Looking for a good collection of short stories to read on the beach for vacation? How about Interpreter of Maladies? This is a collection of short stories by American author Jhumpa Lahiri, whose parents are from India.
I've run into a few people who have also read this book, and they exclaim how much they enjoyed the stories. I concurred with them. Each story deals with immigrants from India as they adjust to life within the United States. The stories are quiet and unassuming at first, but after reading each one, a powerful wave of realization hit me each time.

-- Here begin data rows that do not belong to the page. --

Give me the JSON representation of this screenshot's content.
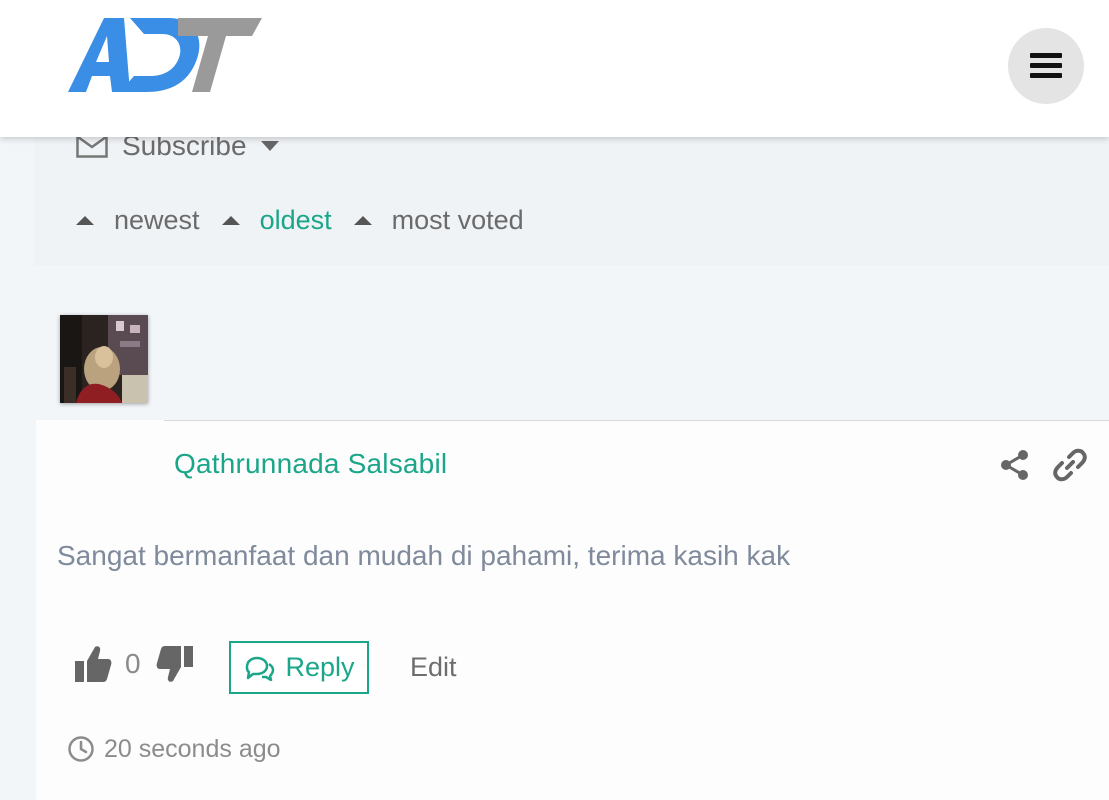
{
  "header": {
    "logo_alt": "ADT",
    "menu_icon": "hamburger-menu-icon"
  },
  "comments_toolbar": {
    "subscribe_label": "Subscribe",
    "sort_options": [
      {
        "label": "newest",
        "active": false
      },
      {
        "label": "oldest",
        "active": true
      },
      {
        "label": "most voted",
        "active": false
      }
    ]
  },
  "comment": {
    "author": "Qathrunnada Salsabil",
    "text": "Sangat bermanfaat dan mudah di pahami, terima kasih kak",
    "votes": "0",
    "reply_label": "Reply",
    "edit_label": "Edit",
    "timestamp": "20 seconds ago"
  },
  "colors": {
    "accent": "#1ba689",
    "logo_blue": "#3a8ee6",
    "logo_gray": "#9a9a9a",
    "page_bg": "#f2f6f9"
  }
}
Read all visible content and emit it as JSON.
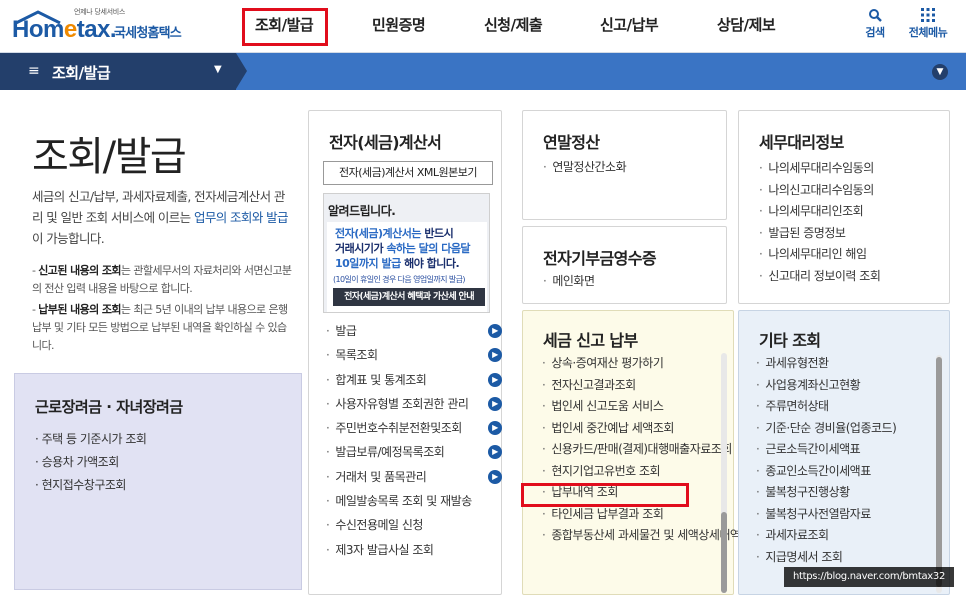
{
  "logo": {
    "brand_part1": "Hom",
    "brand_part2": "e",
    "brand_part3": "tax.",
    "korean": "국세청홈택스",
    "tagline": "언제나 당세서비스"
  },
  "gnb": {
    "items": [
      "조회/발급",
      "민원증명",
      "신청/제출",
      "신고/납부",
      "상담/제보"
    ],
    "active": "조회/발급"
  },
  "utility": {
    "search": "검색",
    "all_menu": "전체메뉴"
  },
  "subbar": {
    "title": "조회/발급"
  },
  "intro": {
    "title": "조회/발급",
    "desc_part1": "세금의 신고/납부, 과세자료제출, 전자세금계산서 관리 및 일반 조회 서비스에 이르는 ",
    "desc_link": "업무의 조회와 발급",
    "desc_part2": "이 가능합니다.",
    "note1_bold": "신고된 내용의 조회",
    "note1_text": "는 관할세무서의 자료처리와 서면신고분의 전산 입력 내용을 바탕으로 합니다.",
    "note2_bold": "납부된 내용의 조회",
    "note2_text": "는 최근 5년 이내의 납부 내용으로 은행 납부 및 기타 모든 방법으로 납부된 내역을 확인하실 수 있습니다."
  },
  "benefit": {
    "title": "근로장려금 · 자녀장려금",
    "items": [
      "주택 등 기준시가 조회",
      "승용차 가액조회",
      "현지접수창구조회"
    ]
  },
  "etax": {
    "title": "전자(세금)계산서",
    "xml_button": "전자(세금)계산서 XML원본보기",
    "notice_head": "알려드립니다.",
    "notice_line1_a": "전자(세금)계산서는",
    "notice_line1_b": " 반드시 ",
    "notice_line2_a": "거래시기가 ",
    "notice_line2_b": "속하는 달의 다음달",
    "notice_line3_a": "10일까지 발급",
    "notice_line3_b": " 해야 합니다.",
    "notice_small": "(10일이 휴일인 경우 다음 영업일까지 발급)",
    "notice_dark": "전자(세금)계산서 혜택과 가산세 안내",
    "links": [
      "발급",
      "목록조회",
      "합계표 및 통계조회",
      "사용자유형별 조회권한 관리",
      "주민번호수취분전환및조회",
      "발급보류/예정목록조회",
      "거래처 및 품목관리",
      "메일발송목록 조회 및 재발송",
      "수신전용메일 신청",
      "제3자 발급사실 조회"
    ],
    "go_flags": [
      true,
      true,
      true,
      true,
      true,
      true,
      true,
      false,
      false,
      false
    ]
  },
  "yearend": {
    "title": "연말정산",
    "items": [
      "연말정산간소화"
    ]
  },
  "donation": {
    "title": "전자기부금영수증",
    "items": [
      "메인화면"
    ]
  },
  "taxreport": {
    "title": "세금 신고 납부",
    "items": [
      "상속·증여재산 평가하기",
      "전자신고결과조회",
      "법인세 신고도움 서비스",
      "법인세 중간예납 세액조회",
      "신용카드/판매(결제)대행매출자료조회",
      "현지기업고유번호 조회",
      "납부내역 조회",
      "타인세금 납부결과 조회",
      "종합부동산세 과세물건 및 세액상세내역 조회"
    ]
  },
  "agent": {
    "title": "세무대리정보",
    "items": [
      "나의세무대리수임동의",
      "나의신고대리수임동의",
      "나의세무대리인조회",
      "발급된 증명정보",
      "나의세무대리인 해임",
      "신고대리 정보이력 조회"
    ]
  },
  "other": {
    "title": "기타 조회",
    "items": [
      "과세유형전환",
      "사업용계좌신고현황",
      "주류면허상태",
      "기준·단순 경비율(업종코드)",
      "근로소득간이세액표",
      "종교인소득간이세액표",
      "불복청구진행상황",
      "불복청구사전열람자료",
      "과세자료조회",
      "지급명세서 조회"
    ]
  },
  "watermark": "https://blog.naver.com/bmtax32",
  "colors": {
    "brand_blue": "#1c5aa5",
    "accent_orange": "#f08a00",
    "highlight_red": "#e10d1c",
    "subbar_dark": "#233f6b",
    "subbar_light": "#3a74c4"
  }
}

Publishing companies do not usually publish a series of short stories by an unknown author. After reading Interpreter of Maladies, I can see why they made an exception. Many of these pieces are bound to become classics. I enjoyed each without exception.
6 member(s) found this review helpful.
I didn't realize this book consisted of a collection of short stories, even though the title claims as much. I was pleasantly surprised. Great stories, overall! I was immediately captivated by the stories and found the characters to be very interesting. The stories were written from a different cultural perspective, one that I'm not too familiar with, but that was what made the stories appealing, different. My only complaint is that many of the stories seemed to end abruptly, without closing. Nonetheless, I highly recommend this book.
5 member(s) found this review helpful.
Lahiri is so gifted, it's almost criminal. In few words and pages, she firmly brings her characters to life - typically Indians residing in America, wanting to come to the US, or, in the title story, visiting the land of their ancestors...as fully-integrated Americans. The story of Mrs. Sen - a thirty-something Indian lady married to a professor of mathematics at the nearby university who takes cares of 11 year old Eliot - was particularly touching, both in the odd blossoming of their friendship and, despite the details and particulars, the universal ways that we all often feel alienated from life.